CMM staff returned to workstations at our premises from their improvised home offices on the first Alert Level 2 Monday in mid-May to warm greetings and smiles from colleagues.

As a designated essential service organisation, CMM was among the group of providers countrywide which worked throughout the weeks of lockdown, assisting clients in the community remotely and with the provision of emergency supplies, motel accommodation for those who were homeless, and continuing the delivery of care and support for residents at WesleyCare and Wesley Village.

Across all departments CMM teams were mobilised not only to ensure the continuity of service for clients but to participate meaningfully in the Prime Minister’s call to go “hard and early to stamp out the virus” and prevent the uncontrolled explosion of COVID-19 in New Zealand.

“CMM has been busier than usual during the lockdown period,” says Executive Director Jill Hawkey. “WesleyCare, the Social Services Team and Housing Division were all deemed essential services and staff quickly responded to this new situation.”

Significant work was undertaken in the early days of the pandemic to keep WesleyCare residents and staff safe. These measures have proved successful, with no residents or staff testing positive for Covid-19 to date.

“Decisions were made prior to the lockdown to restrict visiting at WesleyCare. We knew this would be difficult for everyone so we introduced virtual visiting to keep residents and their families connected.”

WesleyCare purchased tablet devices to enable residents to hold video conferences with their loved ones and this has proved to be a popular way to maintain these essential links while face-to-face visiting remained unsafe for residents.

During Alert Levels 3 and 4 staff from other CMM divisions provided work cover at WesleyCare for those who had to take leave due to age or underlying health conditions, helping with additional cleaning, work in the kitchen, and general caring duties.
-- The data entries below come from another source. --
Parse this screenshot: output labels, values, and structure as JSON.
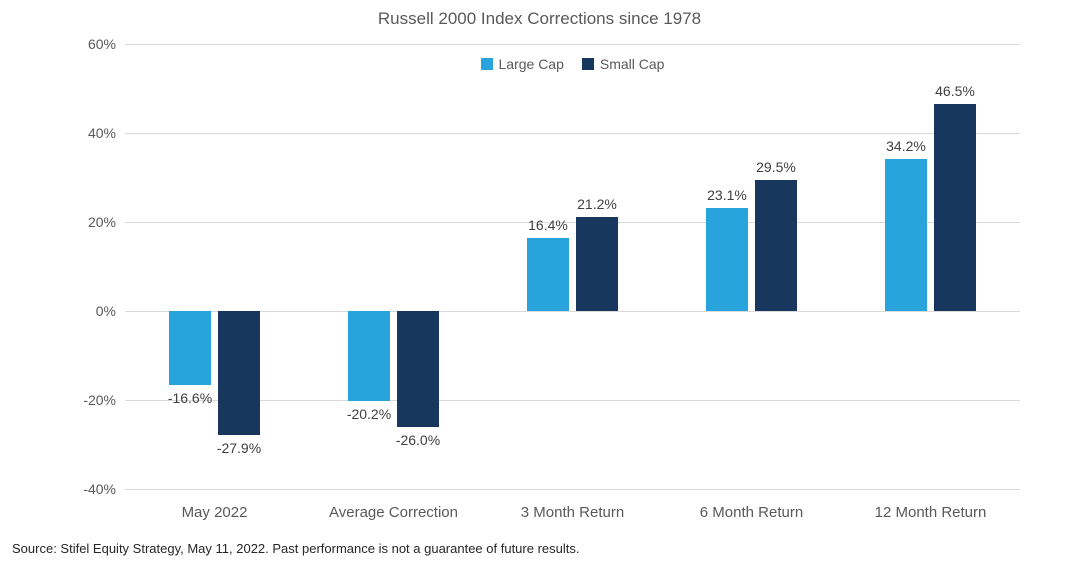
{
  "chart_data": {
    "type": "bar",
    "title": "Russell 2000  Index Corrections since 1978",
    "categories": [
      "May 2022",
      "Average Correction",
      "3 Month Return",
      "6 Month Return",
      "12 Month Return"
    ],
    "series": [
      {
        "name": "Large Cap",
        "color": "#29a3dc",
        "values": [
          -16.6,
          -20.2,
          16.4,
          23.1,
          34.2
        ]
      },
      {
        "name": "Small Cap",
        "color": "#17375e",
        "values": [
          -27.9,
          -26.0,
          21.2,
          29.5,
          46.5
        ]
      }
    ],
    "data_labels": [
      [
        "-16.6%",
        "-20.2%",
        "16.4%",
        "23.1%",
        "34.2%"
      ],
      [
        "-27.9%",
        "-26.0%",
        "21.2%",
        "29.5%",
        "46.5%"
      ]
    ],
    "ylim": [
      -40,
      60
    ],
    "yticks": [
      60,
      40,
      20,
      0,
      -20,
      -40
    ],
    "ytick_labels": [
      "60%",
      "40%",
      "20%",
      "0%",
      "-20%",
      "-40%"
    ],
    "grid": true,
    "legend_position": "top-center",
    "xlabel": "",
    "ylabel": ""
  },
  "source_note": "Source: Stifel Equity Strategy, May 11, 2022. Past performance is not a guarantee of future results."
}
For Aratupu Preschool & Whānau Hub, the first 10 days after reopening went smoothly and the bubble was expanded to include a further six children before Alert Level 2 came into effect. Aratupu Manager Katie reports that whānau and staff alike have adjusted well to the new health precautions, with families expressing their appreciation for the support that Aratupu continued to provide during the lockdown.

The flow of referrals for the Social Services team remained steady over the weeks of operating under Alert Levels 3 and 4, during which time they and the Community and Wellbeing teams engaged with clients via Zoom and continued to supply food vouchers to families who were struggling financially.

The Housing First teams in Christchurch and Blenheim supported people who are homeless into motels over the lockdown, with 79 people housed in Christchurch and 14 in Blenheim by the start of Level 2. The Ministry of Housing and Urban Development (MHUD) has indicated it will be providing ongoing shelter for these people so that they do not return to the streets. In early May CMM submitted a proposal to them on how it could continue providing support to this group, building on the organisation’s current housing services in both Christchurch and Blenheim.

Jill notes that any review of this period would be incomplete without recognising the tremendous support we received from regular donors and community funders to cover extra Covid-19 expenses and the costs associated with new ways of working.

“A very big thank you to everyone who helped us ‘go hard and early.’ Your generosity and ongoing support meant that we had the resources that made it possible for our teams to be there when people in the community needed assistance and to keep staff, residents and clients safe,” says Jill.